Soucieuse de mettre en avant les producteurs (Sandrine a été président du GIE Richesses du Terroir pendant 15 ans), elle a donc ouvert un magasin de producteurs Boulevard Diderot à Chaumont fin mars. On y retrouve des produits haut-marnais provenant exclusivement d’agriculteurs (excepté la bière). Les photos et le nom des exploitants sont affichés à côté de leurs produits dans le magasin. « Les gens ont besoin d’un contact avec le producteur, ils veulent savoir d’où ça vient et comment ça a été fait. Quand je fais de la vente par internet, les clients appellent ou envoient des mails car ils veulent des explications.

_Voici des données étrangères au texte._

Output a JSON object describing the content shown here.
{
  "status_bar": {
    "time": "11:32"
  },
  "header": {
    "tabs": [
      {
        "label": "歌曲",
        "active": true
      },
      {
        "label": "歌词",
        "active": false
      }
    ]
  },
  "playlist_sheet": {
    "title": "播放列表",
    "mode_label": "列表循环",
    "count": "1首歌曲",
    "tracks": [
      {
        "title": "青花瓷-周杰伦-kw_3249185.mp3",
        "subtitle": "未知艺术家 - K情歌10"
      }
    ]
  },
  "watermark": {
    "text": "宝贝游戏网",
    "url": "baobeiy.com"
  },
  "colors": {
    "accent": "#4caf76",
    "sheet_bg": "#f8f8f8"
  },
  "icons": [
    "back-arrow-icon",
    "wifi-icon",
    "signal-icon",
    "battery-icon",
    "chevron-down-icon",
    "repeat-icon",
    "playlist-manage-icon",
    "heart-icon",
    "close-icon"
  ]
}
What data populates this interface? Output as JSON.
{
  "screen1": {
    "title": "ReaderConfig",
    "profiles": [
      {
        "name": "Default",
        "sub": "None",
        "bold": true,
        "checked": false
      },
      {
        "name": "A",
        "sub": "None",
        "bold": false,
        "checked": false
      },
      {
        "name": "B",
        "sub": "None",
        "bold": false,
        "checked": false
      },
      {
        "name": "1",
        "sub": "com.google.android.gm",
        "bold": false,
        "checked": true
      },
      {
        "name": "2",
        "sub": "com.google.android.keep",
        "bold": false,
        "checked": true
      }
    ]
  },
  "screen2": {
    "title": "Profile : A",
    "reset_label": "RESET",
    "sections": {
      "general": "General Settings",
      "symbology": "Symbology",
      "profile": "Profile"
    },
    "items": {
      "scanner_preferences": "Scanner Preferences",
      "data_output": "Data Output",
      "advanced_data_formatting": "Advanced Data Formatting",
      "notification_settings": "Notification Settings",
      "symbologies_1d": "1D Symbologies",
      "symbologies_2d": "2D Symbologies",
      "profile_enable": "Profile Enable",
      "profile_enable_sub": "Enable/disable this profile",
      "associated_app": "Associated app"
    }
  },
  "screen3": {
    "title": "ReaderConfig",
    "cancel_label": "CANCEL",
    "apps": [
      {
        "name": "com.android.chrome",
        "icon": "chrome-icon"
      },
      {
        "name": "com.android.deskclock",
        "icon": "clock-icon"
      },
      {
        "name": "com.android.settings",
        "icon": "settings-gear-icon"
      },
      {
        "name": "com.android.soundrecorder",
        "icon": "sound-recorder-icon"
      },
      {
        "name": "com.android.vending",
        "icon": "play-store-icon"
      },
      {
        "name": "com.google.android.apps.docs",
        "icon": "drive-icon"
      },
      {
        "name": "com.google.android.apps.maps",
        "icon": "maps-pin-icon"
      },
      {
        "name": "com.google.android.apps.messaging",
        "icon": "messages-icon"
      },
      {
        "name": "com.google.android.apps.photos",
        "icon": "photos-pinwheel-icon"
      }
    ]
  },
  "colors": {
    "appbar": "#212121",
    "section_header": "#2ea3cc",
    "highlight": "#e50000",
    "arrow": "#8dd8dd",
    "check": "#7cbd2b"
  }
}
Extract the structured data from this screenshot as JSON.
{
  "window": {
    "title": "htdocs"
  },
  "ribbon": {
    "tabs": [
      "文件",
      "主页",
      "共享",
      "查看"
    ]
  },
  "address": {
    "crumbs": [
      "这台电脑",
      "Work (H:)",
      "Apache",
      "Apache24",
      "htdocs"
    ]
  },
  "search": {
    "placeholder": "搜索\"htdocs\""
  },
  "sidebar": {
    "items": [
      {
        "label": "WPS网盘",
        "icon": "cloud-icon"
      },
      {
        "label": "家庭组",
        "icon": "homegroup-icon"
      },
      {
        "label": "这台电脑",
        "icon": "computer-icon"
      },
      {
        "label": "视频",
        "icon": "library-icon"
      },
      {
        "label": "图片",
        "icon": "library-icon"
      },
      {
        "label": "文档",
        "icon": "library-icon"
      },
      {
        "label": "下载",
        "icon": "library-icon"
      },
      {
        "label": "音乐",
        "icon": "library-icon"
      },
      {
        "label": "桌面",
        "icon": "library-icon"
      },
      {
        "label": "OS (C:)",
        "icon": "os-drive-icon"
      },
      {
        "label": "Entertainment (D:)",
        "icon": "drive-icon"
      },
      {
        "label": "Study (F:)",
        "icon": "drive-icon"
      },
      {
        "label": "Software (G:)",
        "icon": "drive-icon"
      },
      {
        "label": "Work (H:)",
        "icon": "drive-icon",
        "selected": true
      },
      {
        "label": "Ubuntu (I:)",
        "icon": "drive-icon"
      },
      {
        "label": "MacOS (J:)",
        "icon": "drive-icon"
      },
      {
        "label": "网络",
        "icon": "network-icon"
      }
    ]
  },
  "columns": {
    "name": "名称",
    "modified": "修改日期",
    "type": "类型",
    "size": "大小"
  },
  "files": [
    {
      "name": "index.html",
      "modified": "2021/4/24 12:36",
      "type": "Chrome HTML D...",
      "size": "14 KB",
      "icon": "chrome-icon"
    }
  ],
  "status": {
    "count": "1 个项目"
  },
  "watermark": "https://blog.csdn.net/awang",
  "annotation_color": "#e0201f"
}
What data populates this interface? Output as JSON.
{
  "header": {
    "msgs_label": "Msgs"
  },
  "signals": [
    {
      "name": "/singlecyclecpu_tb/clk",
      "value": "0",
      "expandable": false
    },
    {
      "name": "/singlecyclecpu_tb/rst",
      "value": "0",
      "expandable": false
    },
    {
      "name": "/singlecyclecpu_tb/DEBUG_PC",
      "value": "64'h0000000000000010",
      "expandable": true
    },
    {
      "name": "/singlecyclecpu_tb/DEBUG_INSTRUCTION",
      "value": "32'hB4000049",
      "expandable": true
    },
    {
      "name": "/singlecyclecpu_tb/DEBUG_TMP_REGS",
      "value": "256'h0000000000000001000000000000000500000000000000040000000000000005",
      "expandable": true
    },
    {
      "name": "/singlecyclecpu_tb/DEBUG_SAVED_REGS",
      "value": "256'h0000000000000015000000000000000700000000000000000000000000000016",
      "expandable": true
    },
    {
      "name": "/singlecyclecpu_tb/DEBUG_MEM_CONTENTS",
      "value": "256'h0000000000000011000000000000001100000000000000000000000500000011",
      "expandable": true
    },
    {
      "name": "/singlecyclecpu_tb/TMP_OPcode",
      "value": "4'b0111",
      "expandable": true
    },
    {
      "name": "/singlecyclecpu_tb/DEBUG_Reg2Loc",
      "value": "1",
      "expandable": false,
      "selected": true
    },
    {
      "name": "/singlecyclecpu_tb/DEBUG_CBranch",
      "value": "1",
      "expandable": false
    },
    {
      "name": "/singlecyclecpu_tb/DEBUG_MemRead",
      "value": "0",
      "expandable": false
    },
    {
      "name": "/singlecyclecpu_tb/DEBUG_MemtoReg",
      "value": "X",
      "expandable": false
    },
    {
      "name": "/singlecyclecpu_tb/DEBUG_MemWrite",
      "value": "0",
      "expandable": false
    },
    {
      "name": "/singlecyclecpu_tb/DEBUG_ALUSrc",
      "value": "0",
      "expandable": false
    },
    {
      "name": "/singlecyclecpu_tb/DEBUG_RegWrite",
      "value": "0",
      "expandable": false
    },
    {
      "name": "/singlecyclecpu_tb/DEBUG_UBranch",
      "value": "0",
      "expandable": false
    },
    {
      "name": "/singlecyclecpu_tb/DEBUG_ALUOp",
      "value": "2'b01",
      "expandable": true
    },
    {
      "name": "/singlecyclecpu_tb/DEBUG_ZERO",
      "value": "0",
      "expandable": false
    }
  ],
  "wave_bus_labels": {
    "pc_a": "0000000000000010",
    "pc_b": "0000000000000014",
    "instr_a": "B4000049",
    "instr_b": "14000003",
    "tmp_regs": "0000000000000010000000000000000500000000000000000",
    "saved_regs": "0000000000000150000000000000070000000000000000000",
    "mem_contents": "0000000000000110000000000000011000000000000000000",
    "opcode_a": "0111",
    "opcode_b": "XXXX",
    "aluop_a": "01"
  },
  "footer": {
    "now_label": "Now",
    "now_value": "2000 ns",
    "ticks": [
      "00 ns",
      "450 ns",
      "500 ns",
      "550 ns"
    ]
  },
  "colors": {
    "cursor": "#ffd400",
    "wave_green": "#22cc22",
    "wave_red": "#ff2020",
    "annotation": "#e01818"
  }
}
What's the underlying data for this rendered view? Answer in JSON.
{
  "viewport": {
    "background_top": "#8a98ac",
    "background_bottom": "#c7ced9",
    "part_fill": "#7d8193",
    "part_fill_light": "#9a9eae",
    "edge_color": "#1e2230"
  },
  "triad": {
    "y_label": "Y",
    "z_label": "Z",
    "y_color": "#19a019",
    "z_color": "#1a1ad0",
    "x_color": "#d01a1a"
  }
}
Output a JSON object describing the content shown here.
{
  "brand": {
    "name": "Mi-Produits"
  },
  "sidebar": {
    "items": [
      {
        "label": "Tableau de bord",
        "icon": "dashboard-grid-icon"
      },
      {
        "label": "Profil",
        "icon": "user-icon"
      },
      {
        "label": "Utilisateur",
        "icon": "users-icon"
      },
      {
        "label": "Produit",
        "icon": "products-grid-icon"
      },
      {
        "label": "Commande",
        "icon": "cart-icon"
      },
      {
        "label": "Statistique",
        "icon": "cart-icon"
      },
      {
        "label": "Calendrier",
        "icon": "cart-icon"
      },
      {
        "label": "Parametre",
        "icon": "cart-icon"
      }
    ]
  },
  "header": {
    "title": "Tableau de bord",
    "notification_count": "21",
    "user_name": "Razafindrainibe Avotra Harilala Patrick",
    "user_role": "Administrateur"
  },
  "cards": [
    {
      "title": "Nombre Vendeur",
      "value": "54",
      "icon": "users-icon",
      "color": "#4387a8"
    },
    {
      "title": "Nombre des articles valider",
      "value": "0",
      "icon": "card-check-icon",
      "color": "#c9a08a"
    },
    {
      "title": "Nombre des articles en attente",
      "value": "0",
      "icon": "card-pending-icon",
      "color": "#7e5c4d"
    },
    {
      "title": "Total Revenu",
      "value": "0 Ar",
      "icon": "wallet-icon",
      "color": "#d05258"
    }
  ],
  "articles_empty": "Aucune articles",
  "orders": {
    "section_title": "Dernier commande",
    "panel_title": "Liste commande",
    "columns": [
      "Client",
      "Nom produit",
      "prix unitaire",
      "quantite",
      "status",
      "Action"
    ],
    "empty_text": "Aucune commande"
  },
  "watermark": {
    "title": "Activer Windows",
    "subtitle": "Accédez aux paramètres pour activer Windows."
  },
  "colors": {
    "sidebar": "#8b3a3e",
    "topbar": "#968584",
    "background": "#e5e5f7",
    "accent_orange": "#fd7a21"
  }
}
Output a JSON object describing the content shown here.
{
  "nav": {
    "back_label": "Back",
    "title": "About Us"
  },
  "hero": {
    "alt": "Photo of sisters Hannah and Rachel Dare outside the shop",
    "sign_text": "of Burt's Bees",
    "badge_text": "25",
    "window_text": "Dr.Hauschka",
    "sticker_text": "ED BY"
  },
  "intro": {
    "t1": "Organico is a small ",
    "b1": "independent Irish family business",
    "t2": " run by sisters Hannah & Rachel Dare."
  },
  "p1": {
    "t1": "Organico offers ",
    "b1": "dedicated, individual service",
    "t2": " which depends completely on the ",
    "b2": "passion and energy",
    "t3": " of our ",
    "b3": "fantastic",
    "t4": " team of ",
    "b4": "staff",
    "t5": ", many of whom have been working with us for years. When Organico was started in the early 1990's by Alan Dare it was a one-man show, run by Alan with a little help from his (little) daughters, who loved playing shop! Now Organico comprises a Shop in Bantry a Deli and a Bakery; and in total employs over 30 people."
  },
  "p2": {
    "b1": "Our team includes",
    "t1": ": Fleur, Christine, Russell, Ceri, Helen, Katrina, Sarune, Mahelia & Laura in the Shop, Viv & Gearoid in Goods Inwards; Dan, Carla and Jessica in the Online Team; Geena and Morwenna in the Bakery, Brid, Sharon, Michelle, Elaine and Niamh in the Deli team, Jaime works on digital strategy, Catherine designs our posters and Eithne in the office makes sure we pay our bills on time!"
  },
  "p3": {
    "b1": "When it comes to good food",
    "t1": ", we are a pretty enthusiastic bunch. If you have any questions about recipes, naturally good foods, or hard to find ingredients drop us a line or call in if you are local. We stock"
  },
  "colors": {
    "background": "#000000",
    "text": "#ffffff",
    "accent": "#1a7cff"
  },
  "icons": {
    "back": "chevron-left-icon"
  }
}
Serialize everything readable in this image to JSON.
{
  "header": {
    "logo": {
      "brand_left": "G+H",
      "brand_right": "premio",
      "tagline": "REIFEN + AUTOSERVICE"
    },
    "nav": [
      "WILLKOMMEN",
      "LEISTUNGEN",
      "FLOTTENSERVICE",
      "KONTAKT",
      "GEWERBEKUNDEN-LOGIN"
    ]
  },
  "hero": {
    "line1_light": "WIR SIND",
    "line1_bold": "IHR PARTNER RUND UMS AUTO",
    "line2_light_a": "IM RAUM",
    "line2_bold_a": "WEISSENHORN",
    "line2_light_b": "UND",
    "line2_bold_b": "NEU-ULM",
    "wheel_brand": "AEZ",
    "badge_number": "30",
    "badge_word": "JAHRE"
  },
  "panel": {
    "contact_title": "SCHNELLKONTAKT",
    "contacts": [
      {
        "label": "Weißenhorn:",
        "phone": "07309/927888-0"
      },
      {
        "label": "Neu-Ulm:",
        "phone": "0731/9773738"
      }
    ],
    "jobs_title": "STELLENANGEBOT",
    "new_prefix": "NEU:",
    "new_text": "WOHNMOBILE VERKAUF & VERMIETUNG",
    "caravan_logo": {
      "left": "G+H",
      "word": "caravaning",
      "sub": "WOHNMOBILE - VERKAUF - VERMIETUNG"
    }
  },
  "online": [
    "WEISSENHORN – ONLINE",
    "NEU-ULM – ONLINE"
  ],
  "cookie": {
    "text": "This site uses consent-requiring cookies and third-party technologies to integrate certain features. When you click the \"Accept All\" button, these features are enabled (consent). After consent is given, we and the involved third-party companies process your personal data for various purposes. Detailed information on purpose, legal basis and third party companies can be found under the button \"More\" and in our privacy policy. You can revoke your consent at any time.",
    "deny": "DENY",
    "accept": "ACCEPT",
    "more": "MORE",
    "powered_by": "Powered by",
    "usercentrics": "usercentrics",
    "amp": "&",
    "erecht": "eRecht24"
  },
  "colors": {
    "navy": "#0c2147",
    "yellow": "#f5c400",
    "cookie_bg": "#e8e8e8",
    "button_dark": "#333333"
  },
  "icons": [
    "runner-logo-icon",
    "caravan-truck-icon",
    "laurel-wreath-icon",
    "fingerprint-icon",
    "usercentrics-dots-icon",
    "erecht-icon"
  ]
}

Ils ont besoin d’avoir confiance ».

L’Atout Cœur fermier propose des produits complémentaires à d’autres magasins de producteurs. « Brin de campagne a une boucherie, alors que je n’ai même pas de chambre froide, et d’une manière générale, ce ne sont pas les mêmes produits que l’on retrouve dans mon magasin » explique la gérante qui a embauché sa fille Ophélie pour tenir la caisse. « Et même s’il y a quelques produits similaires, les supermarchés proposent bien les mêmes marques ». Évidemment, les produits sont choisis en fonction de leur qualité : « je préfère vendre du champagne d’un vigneron manipulant que d’une coopérative ».

 

 

 

Sandrine a comme projet de proposer des paniers de saison à ses clients, sur commande. En fin d’année, de nouveau produits seront disponibles, mais ils ne seront pas forcément locaux : « on ne fait pas d’huile d’olive ou d’amandes en Haute-Marne alors que des producteurs français font des excellents produits » explique-t-elle.